Just wanting to be sure I'm understanding this notation correctly. So if $f(x) \in O(x^2)$ then $f(x)$ is bounded by $x^2$. But that means it's also bounded by any function greater than $x^2$, for example any function $x^k$ where $k>2$.
Therefore $f(x) \in O(x^2) \Rightarrow f(x) \in O(x^k)$ for all $k>2$. Is this correct?

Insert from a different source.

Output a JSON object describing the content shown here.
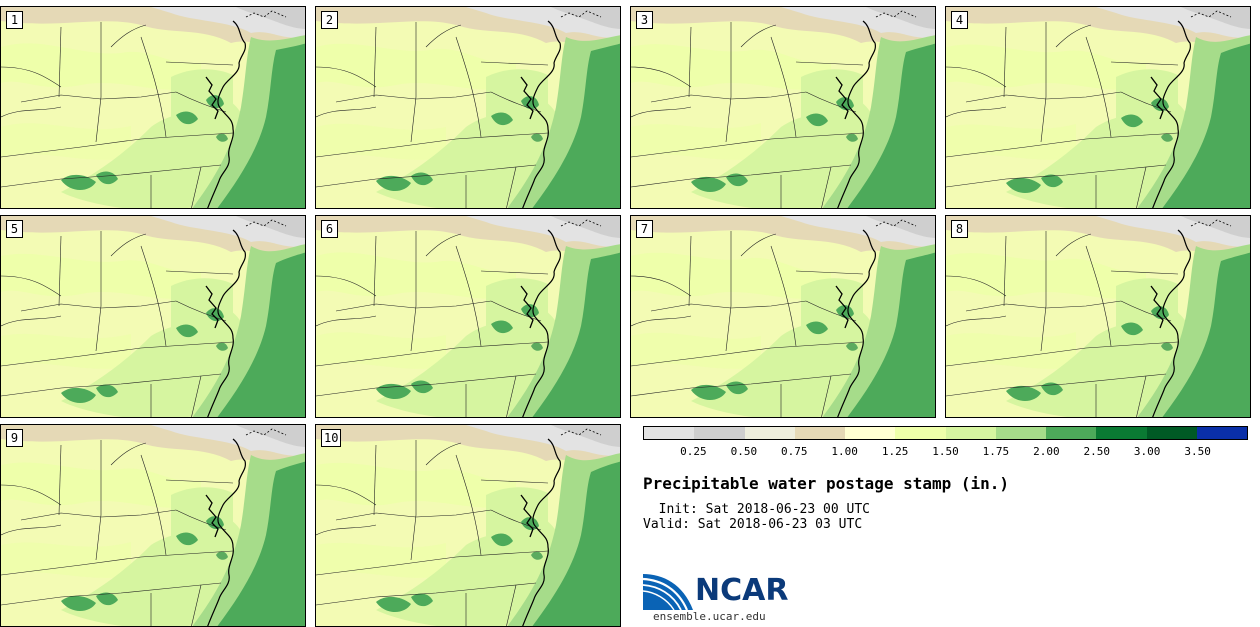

$f(x)=O(g(x))$ (or $f(x)\in O(g(x))$ as $x\to \infty$ does not mean $f$ is bounded by $g.$ It means there exists $m>0$ and there exists $x_0\in \Bbb R$ such that $x>x_0 \implies |f(x)|\le m|g(x)|.$ For example $10x^3+100 x^2=O(x^3)$ as $x\to \infty.$
So if $f(x)=O(x^2)$ take $m>0$ and take $x_1$ such that $x>x_1\implies |f(x)|\le m|x^2|=mx^2.$ Now let $x_0=\max (1,x_1).$ If $k>2$ we have $$x>x_0\implies |f(x)|\le mx^2\le mx^k=m|x^k| .$$ So $f(x)=O(x^k)$ for $k> 2.$
In general if $f(x)=O(g(x))$ and $g(x)=O(h(x))$ then $f(x)=O(h(x))$.